O’Keefe replied with a simple “thank you,” unable to find more words. He called his parents, and then his fiancee, crying.

And that was only the beginning. Cal Raleigh launched Friday night’s pinch-hit, walk-off homer to end Seattle’s playoff drought, and by Saturday, O’Keefe was set to make his first major league plate appearance in Seattle’s lineup.

“I don’t think you could script a better first two days in the big leagues,” he told reporters Saturday.

O’Keefe struck out looking in Saturday’s first at-bat, offered a healthy dosage of sliders by Oakland pitcher JP Sears.

But he remained stubborn, still hunting fastballs in his second try. On the first pitch of the fifth inning, he caught a changeup in front that landed in left field for leadoff single. It marked his first career major league hit in Saturday’s 5-1 win over Oakland, and a postgame beer shower ensued — customary for any player celebrating such a feat.

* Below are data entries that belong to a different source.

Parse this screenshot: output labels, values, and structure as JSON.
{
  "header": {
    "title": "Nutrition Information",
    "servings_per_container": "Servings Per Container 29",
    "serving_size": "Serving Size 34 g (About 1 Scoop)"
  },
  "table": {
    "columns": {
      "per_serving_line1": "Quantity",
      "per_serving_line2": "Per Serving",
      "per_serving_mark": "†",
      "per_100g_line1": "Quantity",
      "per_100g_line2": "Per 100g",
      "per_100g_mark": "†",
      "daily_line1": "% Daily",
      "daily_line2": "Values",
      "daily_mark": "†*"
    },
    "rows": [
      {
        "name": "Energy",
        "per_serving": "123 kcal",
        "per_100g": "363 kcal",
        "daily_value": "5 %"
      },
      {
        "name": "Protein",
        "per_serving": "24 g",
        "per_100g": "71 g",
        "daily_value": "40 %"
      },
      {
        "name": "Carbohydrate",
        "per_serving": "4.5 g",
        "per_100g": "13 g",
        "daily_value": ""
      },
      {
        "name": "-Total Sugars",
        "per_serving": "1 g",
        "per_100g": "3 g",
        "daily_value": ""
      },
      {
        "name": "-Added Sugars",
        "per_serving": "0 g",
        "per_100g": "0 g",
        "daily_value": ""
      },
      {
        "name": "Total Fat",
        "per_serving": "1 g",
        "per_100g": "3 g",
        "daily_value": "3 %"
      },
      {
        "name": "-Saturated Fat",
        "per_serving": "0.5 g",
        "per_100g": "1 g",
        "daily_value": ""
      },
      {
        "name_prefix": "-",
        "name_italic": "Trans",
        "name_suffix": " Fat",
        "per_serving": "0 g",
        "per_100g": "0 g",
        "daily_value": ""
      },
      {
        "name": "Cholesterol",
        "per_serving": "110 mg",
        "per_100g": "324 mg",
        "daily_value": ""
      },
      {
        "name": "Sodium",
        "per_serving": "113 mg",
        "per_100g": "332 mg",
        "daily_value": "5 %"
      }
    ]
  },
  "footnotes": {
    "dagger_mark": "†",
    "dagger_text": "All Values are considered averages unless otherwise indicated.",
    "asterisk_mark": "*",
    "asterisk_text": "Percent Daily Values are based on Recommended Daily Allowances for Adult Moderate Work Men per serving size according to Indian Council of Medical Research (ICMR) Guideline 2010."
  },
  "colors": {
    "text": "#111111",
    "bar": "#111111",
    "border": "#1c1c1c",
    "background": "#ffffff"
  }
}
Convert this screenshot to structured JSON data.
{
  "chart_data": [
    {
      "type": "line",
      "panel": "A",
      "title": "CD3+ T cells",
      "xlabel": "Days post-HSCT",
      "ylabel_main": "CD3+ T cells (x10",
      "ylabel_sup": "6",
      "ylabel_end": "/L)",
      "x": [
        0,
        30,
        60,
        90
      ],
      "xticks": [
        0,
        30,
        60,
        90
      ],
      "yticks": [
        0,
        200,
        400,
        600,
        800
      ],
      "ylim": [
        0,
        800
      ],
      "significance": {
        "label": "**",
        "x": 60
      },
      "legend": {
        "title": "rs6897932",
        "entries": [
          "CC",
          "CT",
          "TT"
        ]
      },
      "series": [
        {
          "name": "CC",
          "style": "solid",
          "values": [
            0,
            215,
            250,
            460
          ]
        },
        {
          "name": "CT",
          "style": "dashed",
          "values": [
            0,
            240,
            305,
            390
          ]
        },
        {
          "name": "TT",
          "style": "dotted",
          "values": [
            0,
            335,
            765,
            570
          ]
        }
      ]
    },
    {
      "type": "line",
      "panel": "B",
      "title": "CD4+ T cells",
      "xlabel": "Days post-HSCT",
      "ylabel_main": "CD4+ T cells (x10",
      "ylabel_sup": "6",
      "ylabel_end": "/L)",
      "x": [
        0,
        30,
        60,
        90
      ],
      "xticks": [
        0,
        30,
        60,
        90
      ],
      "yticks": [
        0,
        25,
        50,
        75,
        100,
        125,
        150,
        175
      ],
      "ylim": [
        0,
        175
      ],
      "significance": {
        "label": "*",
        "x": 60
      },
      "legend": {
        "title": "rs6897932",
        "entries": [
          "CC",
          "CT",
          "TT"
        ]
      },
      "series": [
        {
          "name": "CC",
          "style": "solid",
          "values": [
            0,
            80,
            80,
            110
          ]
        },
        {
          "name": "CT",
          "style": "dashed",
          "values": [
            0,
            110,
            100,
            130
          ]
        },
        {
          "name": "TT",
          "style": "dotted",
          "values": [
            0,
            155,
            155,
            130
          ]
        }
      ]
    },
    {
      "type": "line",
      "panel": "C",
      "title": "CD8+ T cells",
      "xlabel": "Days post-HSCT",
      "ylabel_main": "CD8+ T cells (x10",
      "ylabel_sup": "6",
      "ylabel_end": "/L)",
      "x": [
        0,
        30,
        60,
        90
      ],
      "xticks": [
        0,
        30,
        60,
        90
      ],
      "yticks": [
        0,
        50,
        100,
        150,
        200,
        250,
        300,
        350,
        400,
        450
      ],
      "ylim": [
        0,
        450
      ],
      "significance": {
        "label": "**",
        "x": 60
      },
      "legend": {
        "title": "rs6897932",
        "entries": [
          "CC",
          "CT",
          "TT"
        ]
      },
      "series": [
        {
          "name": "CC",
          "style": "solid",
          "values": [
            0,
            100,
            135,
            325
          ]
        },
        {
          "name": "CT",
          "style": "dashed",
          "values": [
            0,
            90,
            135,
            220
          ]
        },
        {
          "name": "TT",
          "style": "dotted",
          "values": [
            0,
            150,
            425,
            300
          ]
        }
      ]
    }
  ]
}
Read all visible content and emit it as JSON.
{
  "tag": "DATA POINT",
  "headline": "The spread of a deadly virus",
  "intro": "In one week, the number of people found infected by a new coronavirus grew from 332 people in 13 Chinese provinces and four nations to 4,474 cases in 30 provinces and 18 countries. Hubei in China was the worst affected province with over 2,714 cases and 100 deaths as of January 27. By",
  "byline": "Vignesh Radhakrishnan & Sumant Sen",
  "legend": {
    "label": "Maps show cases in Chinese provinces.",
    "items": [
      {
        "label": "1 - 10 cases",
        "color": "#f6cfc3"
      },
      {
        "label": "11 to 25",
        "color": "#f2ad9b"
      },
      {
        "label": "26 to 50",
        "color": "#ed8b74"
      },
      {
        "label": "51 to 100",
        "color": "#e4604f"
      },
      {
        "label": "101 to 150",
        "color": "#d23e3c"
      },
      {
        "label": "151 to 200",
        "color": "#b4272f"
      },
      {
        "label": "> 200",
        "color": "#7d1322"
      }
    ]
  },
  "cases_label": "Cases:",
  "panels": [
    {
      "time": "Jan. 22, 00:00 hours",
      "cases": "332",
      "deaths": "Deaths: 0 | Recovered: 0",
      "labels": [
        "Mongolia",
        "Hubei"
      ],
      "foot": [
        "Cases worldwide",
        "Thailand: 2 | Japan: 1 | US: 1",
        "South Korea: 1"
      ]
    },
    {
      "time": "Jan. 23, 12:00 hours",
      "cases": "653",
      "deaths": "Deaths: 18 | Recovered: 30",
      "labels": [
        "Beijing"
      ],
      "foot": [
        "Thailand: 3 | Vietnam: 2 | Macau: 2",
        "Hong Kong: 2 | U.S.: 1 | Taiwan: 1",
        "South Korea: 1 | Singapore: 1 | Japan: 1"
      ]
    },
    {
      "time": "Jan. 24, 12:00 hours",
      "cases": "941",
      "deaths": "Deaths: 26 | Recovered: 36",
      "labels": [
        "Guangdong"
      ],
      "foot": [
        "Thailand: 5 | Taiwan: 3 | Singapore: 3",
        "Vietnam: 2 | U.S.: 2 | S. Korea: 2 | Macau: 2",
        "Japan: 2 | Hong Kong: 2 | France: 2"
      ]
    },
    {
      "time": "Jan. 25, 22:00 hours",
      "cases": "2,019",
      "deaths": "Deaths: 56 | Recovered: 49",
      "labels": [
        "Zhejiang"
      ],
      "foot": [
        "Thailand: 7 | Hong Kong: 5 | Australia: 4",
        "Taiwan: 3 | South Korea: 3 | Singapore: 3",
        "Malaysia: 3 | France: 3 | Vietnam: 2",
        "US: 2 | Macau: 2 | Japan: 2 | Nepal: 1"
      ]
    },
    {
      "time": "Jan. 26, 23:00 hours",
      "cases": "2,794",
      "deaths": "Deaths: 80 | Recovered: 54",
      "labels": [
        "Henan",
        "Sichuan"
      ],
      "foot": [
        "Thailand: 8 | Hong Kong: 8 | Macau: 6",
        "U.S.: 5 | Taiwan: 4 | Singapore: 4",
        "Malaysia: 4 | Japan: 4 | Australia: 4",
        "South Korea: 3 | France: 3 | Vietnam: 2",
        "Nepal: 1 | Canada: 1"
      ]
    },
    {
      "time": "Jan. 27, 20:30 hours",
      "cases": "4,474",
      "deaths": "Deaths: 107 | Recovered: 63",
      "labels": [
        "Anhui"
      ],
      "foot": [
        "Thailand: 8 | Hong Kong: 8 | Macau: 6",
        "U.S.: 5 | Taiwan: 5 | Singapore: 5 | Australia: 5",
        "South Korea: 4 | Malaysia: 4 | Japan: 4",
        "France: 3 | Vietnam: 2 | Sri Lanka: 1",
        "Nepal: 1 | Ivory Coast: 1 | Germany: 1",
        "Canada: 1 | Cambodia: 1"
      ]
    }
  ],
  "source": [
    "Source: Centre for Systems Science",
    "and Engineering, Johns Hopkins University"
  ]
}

“I waited a long time for this, and to do this in front of my family was extremely special,” O’Keefe said Saturday. “To do it on a team that hasn’t made the postseason in 21 years… to be there for that night when we clinched, and today, the fans, the atmosphere, just absolutely incredible.”


Seattle hosts Detroit in a four-game series beginning Monday. The set features a single-ticket Tuesday doubleheader, starting at 3:40 p.m.

“We do get one extra pitcher for the doubleheader, and we will take advantage of that. That guy will pitch, I can guarantee you that,” Servais said.

After Thursday’s off-day, the postseason begins.

Game one of Seattle’s three-game wild card series – the location is to be determined – is Oct. 7. Game two is scheduled for Saturday, and a decisive rubber match would be Sunday, if necessary.

The higher seed hosts all three games.